The rapid rise in prices may be concerning to home shoppers, however. The median selling price for a home is up $35,000 compared to a year ago, which is the fastest-paced increase since 2006, Tirupattur says.


But this isn’t 2006. Housing inventories are low, credit remains tight, and lenders aren’t issuing risky loans like they did back then. Product risk – such as from mortgages with introductory periods, teaser rates or balloon payments – comprised about 40% of the mortgage market between 2004 to 2006. Those factors are now at only 2% of the mortgage market, according to Morgan Stanley.

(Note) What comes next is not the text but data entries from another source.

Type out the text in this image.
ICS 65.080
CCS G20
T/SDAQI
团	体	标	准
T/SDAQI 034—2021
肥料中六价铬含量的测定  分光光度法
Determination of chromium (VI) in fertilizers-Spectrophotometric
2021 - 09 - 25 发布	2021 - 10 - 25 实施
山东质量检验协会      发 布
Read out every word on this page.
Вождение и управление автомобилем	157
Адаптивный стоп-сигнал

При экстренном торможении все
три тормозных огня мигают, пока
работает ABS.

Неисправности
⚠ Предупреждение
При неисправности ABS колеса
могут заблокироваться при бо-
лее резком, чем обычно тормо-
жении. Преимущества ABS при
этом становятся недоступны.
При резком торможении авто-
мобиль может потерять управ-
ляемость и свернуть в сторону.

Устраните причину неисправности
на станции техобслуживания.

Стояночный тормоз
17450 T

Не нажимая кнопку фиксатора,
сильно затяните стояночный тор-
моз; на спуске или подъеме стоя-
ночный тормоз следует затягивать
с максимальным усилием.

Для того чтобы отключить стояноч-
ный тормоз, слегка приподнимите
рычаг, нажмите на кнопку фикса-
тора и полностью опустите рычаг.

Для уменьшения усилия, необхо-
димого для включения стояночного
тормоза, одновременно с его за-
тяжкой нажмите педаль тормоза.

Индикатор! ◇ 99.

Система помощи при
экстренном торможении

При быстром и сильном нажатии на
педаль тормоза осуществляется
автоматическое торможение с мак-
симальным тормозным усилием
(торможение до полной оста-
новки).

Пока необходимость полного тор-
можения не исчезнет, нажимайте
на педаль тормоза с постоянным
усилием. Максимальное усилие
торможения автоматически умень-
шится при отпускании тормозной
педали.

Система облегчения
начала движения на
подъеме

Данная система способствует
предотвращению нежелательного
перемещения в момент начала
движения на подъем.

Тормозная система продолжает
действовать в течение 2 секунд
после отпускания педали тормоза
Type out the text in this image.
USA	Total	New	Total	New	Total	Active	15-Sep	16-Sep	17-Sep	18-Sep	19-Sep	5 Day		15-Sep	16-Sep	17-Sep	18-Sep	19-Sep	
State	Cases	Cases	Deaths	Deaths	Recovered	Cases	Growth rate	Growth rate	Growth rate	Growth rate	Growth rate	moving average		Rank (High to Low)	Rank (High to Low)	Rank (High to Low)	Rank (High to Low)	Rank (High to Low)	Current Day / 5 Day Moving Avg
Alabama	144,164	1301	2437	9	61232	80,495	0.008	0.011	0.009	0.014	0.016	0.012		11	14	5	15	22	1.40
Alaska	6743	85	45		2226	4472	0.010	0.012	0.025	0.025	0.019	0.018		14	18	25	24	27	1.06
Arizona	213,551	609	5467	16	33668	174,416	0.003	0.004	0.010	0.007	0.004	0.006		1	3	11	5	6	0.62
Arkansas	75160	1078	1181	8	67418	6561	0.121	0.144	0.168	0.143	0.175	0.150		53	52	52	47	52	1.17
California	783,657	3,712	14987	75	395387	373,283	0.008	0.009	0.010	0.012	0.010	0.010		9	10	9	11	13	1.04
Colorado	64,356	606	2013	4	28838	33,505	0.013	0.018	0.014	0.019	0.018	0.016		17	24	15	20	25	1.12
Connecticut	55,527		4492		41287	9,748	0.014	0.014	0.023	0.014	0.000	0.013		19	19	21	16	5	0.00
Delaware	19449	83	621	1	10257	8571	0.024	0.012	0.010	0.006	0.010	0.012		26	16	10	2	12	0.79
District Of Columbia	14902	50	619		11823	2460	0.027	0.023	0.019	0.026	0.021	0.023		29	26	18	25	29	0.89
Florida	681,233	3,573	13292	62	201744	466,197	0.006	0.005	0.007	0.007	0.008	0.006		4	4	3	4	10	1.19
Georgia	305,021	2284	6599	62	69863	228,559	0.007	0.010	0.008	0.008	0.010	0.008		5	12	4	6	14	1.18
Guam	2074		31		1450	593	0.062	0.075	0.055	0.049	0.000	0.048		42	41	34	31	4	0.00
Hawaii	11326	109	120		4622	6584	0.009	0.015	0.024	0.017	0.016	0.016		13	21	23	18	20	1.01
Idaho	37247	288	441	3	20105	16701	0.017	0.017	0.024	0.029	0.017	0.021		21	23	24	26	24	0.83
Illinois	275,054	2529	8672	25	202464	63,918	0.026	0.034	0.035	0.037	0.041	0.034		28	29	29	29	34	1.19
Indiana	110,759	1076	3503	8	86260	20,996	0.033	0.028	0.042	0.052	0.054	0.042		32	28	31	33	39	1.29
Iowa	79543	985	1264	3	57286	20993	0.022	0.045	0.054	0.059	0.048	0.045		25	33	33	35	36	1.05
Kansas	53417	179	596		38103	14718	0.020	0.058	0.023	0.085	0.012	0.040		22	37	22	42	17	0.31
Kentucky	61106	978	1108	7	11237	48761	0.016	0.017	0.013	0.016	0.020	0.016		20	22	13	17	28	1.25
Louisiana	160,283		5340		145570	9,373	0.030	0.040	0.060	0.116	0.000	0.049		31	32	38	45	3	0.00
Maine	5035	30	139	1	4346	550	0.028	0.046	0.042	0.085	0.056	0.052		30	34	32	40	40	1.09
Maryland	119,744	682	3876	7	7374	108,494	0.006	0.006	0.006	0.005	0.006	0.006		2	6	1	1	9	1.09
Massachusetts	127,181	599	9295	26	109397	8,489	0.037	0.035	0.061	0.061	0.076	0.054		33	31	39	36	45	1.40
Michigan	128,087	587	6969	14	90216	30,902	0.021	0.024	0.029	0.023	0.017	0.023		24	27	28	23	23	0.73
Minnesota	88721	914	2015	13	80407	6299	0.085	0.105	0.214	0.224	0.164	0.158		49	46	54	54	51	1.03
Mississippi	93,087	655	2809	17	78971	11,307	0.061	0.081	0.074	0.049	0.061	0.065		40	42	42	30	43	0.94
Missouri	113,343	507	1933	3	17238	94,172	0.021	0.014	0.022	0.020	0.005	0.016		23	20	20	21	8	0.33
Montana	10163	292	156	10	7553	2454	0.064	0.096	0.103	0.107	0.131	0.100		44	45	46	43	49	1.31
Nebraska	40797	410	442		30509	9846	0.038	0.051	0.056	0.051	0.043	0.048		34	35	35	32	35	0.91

Also, the housing market has a record low number of homes available for sale, in part likely caused by the pandemic. At the end of March, there were 1.07 million homes available for sale, according to NAR data. For comparison, during the housing bubble, in July 2007, there were more than four times that – 4 million homes available for sale.


Still, while home prices won’t keep climbing at the current pace, they aren’t expected to fall either, economists say.


“We are not at all suggesting that home price appreciation will maintain its current torrid pace,” Tirupattur writes. “Home prices will continue to rise, but more gradually.”